I was pregnant with my first child, and I wanted to make a baby blanket. It’s so cliche it cool. The blanket was simple, except I choose to do colourwork too, because I can’t possibly start with something plain. It was finished before my baby was born, but did not survive contact with the babies dad putting it directly into the washing machine. Wool on a regular wash. Dear Reader, I cried.

Somehow, despite the destruction of my first finished item, I’m actually pretty good at it. My stitches are neat. My tension’s solid. I’ve tackled socks, lace, different types of colourwork. All the things that make non-knitters look at you like you’ve just solved a maths equation in your head, no problem mate, done it.
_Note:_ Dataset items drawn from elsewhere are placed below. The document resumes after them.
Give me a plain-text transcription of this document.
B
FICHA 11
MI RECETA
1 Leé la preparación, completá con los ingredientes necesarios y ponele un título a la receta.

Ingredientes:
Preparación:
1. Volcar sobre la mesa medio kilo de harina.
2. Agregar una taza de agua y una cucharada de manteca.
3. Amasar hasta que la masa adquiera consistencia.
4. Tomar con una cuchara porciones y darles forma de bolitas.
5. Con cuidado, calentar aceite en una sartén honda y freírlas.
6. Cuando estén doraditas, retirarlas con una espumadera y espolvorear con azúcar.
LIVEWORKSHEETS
The Strange Fate of Finished Objects

Here’s the thing though: I rarely wear or keep anything I make. I can knit a pair of socks that fit perfectly, and then hand them over to someone else like they’re a disposable coffee cup. Scarves, hats, mittens — they all wander off to other people’s wardrobes, while mine remains conspicuously empty of anything I’ve actually made.
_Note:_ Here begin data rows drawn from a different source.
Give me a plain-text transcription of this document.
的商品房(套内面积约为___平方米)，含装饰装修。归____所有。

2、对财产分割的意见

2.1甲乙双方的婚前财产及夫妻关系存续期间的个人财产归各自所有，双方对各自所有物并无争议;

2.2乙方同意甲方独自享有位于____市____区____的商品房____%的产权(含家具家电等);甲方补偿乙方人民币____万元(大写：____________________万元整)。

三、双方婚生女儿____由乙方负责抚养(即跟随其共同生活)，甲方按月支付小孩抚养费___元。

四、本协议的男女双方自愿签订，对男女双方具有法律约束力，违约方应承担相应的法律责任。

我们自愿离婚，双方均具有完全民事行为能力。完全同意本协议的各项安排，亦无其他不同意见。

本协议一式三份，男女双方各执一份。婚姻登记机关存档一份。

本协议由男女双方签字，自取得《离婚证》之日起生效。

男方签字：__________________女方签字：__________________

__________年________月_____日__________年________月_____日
The four finished items* in the photo at at the top, all completed in 2024, all about to go off to other people this month**. One will be a birthday gift for someone’s mum, another sent further north to keep a neck warm, one posted onwards to decorate the back of an armchair, and the last to a teenager who is just excited to get a handmade item.

Why Knitting Stuck (When Other Things Didn’t)
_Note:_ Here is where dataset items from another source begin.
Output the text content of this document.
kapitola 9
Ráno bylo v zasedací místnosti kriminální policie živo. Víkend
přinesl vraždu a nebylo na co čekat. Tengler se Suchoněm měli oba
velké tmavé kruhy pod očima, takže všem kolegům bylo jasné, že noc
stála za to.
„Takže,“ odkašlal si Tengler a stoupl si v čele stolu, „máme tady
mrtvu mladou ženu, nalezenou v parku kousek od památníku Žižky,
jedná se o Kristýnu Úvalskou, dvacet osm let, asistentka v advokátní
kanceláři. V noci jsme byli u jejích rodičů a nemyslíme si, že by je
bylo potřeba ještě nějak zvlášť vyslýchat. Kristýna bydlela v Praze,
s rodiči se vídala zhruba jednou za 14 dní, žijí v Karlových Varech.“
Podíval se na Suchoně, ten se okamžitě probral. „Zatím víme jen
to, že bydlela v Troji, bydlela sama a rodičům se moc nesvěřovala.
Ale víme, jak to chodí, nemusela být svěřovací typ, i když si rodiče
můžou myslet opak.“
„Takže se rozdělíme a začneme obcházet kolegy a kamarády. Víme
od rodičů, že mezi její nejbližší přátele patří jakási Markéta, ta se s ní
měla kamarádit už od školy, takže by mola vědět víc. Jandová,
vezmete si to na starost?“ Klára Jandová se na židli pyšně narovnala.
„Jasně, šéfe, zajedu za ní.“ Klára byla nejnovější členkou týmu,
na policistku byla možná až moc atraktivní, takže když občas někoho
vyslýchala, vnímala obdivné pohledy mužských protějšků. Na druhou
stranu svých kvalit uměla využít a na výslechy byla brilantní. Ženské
There’s something about the rhythm of it that works on my brain in a way most “self-care” activities don’t.

Running collapsed under the weight of one very soggy marathon. Journaling can be as much a way to blame myself for things, as it is a way to off load things that are eating up my mental RAM. And stretching? That’s just me having an argument with my hips***.

But knitting? Knitting sticks. Even when I put it down for months, I always pick it back up, and it always feels like coming back to something useful.

Not Quite Useful, But Definitely Mine

It doesn’t “heal” me. It doesn’t “fix” me. But it does give my restless hands something to do, and my restless mind a puzzle to chew on. There’s a similar metronome of movement that I once found in running, giving me a small pocket of quiet in my brain. It fends off the existential dread with a mantra of “knit, knit, purl.”

Not all hobbies have to be deep and meaningful. Sometimes it’s just loops of yarn and a bit of distraction, and that’s enough.

So yes, I’m self-taught, I’m good at it, and yet my drawers are mostly full of yarn waiting for it’s moment rather than finished objects… because god forbid I ever keep something nice for myself.****

*Yes, two of those finished items are crochet. Don’t be picky.

**No, I’ve not sold them. I don’t need to make money of this, and to be honest the admin of someone covering the cost of the yarn is simply not something I give a fuck about. You like the item? Great. Take it. Enjoy.

***The second child caused that hip problem. I knit them a blanket too. It was much simpler than the first one I made, but did have a cute hood.

****This is probably something I need to think more about.